Perdendo a namorada
Perdendo a namorada
Não sei se essas coisas têm um começo, mas, suponho, tudo começou quando eu disse que ia visitar um amigo e ela me perguntou quem e aonde, respondi o Fulano, você não conhece, ele está na psiquiatria da Vila Mariana. Ela me deu um olhar fuzilante. Pensei, ora essa, algumas vidas são certezas, outras são apostas, não se deve desistir de nenhuma, já vi muita aposta preponderar e também vi certezas virarem cinzas. Enfim, tudo isso aconteceu num curto espaço de tempo. Depois eu contei que tive de sair de lá antes da chuva, e camelei tantos quarteirões até o ponto de ônibus, nesse trecho me empolguei, vocês sabem, mulheres adoram façanhas, e eu disse que ao avistar o Grajaú no horizonte saí em disparada, porque era o Grajaú ou a chuva, além do que eu estava sem os meu óculos, corri tanto e com tal empenho que me vi levando o Ouro em 2014. Vocês sabem, mulheres possuem um relativo senso de humor. Ela fez questão de me corrigir quanto à data, fiquei quieto, porque querendo ou não a corrida que eu dei da Sena Madureira até o ponto na Domingos de Moraes foi praticamente olímpica, uma pena não ter saído na televisão nem nada.

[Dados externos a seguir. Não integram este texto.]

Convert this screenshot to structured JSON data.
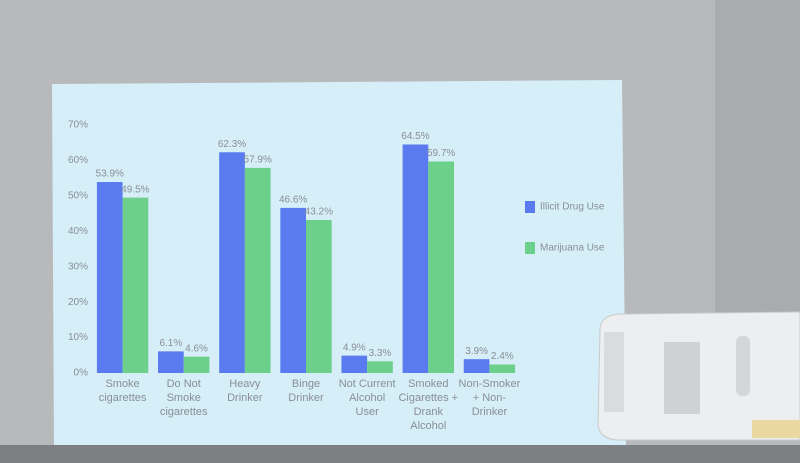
{
  "chart_data": {
    "type": "bar",
    "categories": [
      "Smoke cigarettes",
      "Do Not Smoke cigarettes",
      "Heavy Drinker",
      "Binge Drinker",
      "Not Current Alcohol User",
      "Smoked Cigarettes + Drank Alcohol",
      "Non-Smoker + Non-Drinker"
    ],
    "series": [
      {
        "name": "Illicit Drug Use",
        "color": "#5a7bef",
        "values": [
          53.9,
          6.1,
          62.3,
          46.6,
          4.9,
          64.5,
          3.9
        ],
        "value_labels": [
          "53.9%",
          "6.1%",
          "62.3%",
          "46.6%",
          "4.9%",
          "64.5%",
          "3.9%"
        ]
      },
      {
        "name": "Marijuana Use",
        "color": "#6ccf8a",
        "values": [
          49.5,
          4.6,
          57.9,
          43.2,
          3.3,
          59.7,
          2.4
        ],
        "value_labels": [
          "49.5%",
          "4.6%",
          "57.9%",
          "43.2%",
          "3.3%",
          "59.7%",
          "2.4%"
        ]
      }
    ],
    "ylim": [
      0,
      70
    ],
    "yticks": [
      {
        "value": 0,
        "label": "0%"
      },
      {
        "value": 10,
        "label": "10%"
      },
      {
        "value": 20,
        "label": "20%"
      },
      {
        "value": 30,
        "label": "30%"
      },
      {
        "value": 40,
        "label": "40%"
      },
      {
        "value": 50,
        "label": "50%"
      },
      {
        "value": 60,
        "label": "60%"
      },
      {
        "value": 70,
        "label": "70%"
      }
    ],
    "grid": false,
    "legend": "right"
  }
}
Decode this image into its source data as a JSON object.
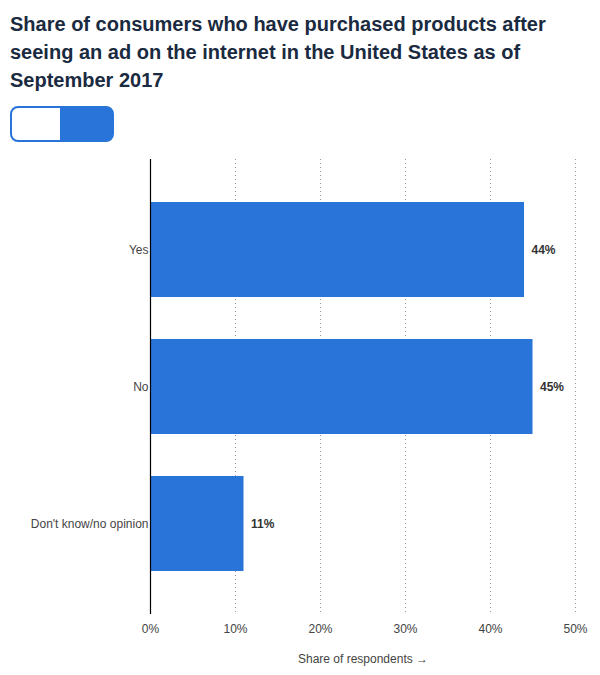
{
  "chart_data": {
    "type": "bar",
    "orientation": "horizontal",
    "title": "Share of consumers who have purchased products after seeing an ad on the internet in the United States as of September 2017",
    "categories": [
      "Yes",
      "No",
      "Don't know/no opinion"
    ],
    "values": [
      44,
      45,
      11
    ],
    "value_labels": [
      "44%",
      "45%",
      "11%"
    ],
    "data_labels": true,
    "color": "#2874d9",
    "xlabel": "Share of respondents",
    "xlim": [
      0,
      50
    ],
    "xticks": [
      {
        "value": 0,
        "label": "0%"
      },
      {
        "value": 10,
        "label": "10%"
      },
      {
        "value": 20,
        "label": "20%"
      },
      {
        "value": 30,
        "label": "30%"
      },
      {
        "value": 40,
        "label": "40%"
      },
      {
        "value": 50,
        "label": "50%"
      }
    ],
    "grid": true
  }
}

Ela me indagou o que eu achava da medida das sacolinhas, que talvez fosse uma coisa boa, afinal estavam salvando o planeta. Sorri silenciosamente, como o planeta deve ter sorrido, e me lembrei de um pensamento antigo, “se queres saber onde está a verdade, siga o dinheiro”. Depois, com medo de dizer alguma coisa (mulheres...), disse que a cena, na porta do supermercado, me lembrou aquelas reportagens sobre saques, com as pessoas carregando os produtos na mão. Foi tudo o que eu disse, para receber outro olhar fuzilante.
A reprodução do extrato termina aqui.